5. That we are incapable of progressing past a 17-year old level of spiritually and/or responsibility. Adult supervision is necessary at all times. Even ward activities would take a turn for the worse, and mass pandemonium would ensue if the old marrieds weren't around to mold our feeble young minds. How can a single person possibly be expected to calculate the correct amount of rice krispy treats needed to feed 30 equally troubled youth? In all seriousness, it's like I've been attending an never-ending EFY session... for the past 7 years, and this time there is no guarantee that I will ever be able to get the hell out.

6. That we worry. Without constants reassurance and wise advice from 22 year-old newlyweds we would surely be lost in the valley of the shadow of death, unable to perform our day-to-day activities, always thinking in the back of our minds "WHEN? WHEN?! WORRY!!!" But here's the thing married people of the world: you're still not sure about a lot of things in your life, but you know that everything will work out. That things will work out according to God's timetable. Single people have this same assurance. Genius!

7. We're just so darn sexually frustrated. Grrrrrrr. At any moment we might A@#$@#$!!!!!L;KSJDFAOIEJNFDJ%&%*ADPIUPEWNVPOQWPOI##$##AHHHHHHHHHHHHHHHHHHHHH!

8. I'm approaching 25 and I still enjoy such activities as miniature golf. Bowling. Nicklecade. Laser tag. Classic Skating. Scavenger hunts. Mafia. Disney Scene It? WHEN WILL IT END? I don't know of any married person who enjoys scavenger hunts. Why does my lack of husband make me any different?

9. Both of the single people you know will of course be perfect together, based on their singleness alone. If nothing else, at least they can bond over their love of miniature golfing and their lack of sextivities. As single as your bald and greasy, 36 year-old Dungeon and Dragon's playing co-worker may be, I just don't think he's the right guy for me.

10. That we don't want to get married. If leaders and concerned citizens didn't constantly remind me that I should be married, the thought would leave me and I'd sit alone in my apartment all day, surrounded by empty twinky boxes and Cosmopolitan magazines, glorying in the eternal singlenss of it all and lack of obligations. As much as I do love a good Twinky...

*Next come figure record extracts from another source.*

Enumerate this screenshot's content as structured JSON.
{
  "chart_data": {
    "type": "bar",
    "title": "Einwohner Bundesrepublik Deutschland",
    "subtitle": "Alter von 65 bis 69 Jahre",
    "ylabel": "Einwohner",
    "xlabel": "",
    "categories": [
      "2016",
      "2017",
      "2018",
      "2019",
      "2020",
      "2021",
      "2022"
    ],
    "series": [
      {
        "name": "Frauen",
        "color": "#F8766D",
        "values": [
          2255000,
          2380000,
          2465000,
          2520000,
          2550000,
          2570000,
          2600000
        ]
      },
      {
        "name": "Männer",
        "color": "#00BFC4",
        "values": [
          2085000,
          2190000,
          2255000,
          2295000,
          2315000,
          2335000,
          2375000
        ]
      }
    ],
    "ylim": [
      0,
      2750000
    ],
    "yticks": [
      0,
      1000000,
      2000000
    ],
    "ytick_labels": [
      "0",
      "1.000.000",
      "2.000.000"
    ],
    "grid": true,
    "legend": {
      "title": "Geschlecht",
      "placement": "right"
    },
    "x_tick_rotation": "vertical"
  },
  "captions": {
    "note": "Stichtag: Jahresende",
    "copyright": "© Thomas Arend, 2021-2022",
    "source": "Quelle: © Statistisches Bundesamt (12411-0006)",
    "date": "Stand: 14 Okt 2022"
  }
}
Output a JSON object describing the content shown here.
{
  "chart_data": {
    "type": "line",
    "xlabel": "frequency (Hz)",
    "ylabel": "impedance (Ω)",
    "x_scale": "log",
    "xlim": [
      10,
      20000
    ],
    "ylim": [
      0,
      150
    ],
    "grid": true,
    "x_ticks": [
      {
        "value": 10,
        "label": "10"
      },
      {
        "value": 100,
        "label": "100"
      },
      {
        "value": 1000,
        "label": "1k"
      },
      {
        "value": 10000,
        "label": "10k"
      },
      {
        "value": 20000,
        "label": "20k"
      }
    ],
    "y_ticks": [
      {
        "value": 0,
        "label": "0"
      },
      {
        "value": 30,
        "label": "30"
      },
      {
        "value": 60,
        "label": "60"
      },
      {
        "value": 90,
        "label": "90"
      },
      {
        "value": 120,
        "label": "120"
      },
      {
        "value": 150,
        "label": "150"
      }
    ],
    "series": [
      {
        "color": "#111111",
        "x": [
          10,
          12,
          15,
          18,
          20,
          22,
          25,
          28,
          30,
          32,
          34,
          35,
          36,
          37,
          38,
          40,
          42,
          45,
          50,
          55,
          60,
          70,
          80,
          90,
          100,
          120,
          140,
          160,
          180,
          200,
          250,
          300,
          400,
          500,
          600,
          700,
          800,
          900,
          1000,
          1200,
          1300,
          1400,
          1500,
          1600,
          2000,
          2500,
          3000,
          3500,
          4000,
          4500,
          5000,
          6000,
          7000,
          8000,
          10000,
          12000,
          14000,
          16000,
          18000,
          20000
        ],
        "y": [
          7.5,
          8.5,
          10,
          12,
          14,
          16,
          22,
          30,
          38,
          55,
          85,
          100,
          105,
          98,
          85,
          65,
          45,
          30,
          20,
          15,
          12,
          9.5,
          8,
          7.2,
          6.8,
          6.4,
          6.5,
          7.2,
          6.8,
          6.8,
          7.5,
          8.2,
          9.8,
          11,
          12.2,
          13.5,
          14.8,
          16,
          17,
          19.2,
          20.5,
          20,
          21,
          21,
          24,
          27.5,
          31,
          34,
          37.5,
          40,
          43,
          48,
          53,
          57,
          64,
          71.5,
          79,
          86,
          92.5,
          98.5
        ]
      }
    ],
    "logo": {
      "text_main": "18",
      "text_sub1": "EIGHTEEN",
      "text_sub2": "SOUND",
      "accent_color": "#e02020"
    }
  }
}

11. That we must be turning down opportunities right and left. That we turn up our nose to every potential suitor. That we don't "try" hard enough. Believe me, I could get married tomorrow if all I wanted was to be married. The bottom line is I don't want to marry just anyone. I want it to happen for me the same way it happened for you. Should I have to "try" to fall in the love with someone because I'm 24 and my biological clock is ticking? The only reason you're married is because you met the person you wanted to marry. It's a simple as that, really. Wouldn't you agree that it might be possible for someone to make it all the way to the rip old age of 27 without that opportunity ever presenting itself? Well? Do you?!


The biggest misconception of them all:

All hope was lost until the Ensign brought me this picture of anxiously engaged young adults from various ethnic backgrounds, who prior to posing for this picture weere, no doubt, singing hymns at the local nursing home.

Nothing brings hope like knowing you are counted among the likes of such exemplary individuals.

The End.

(Clever title? Eh? Anyone?... It's like singleness, only singlemess. Bahahahaha. I kill myself.)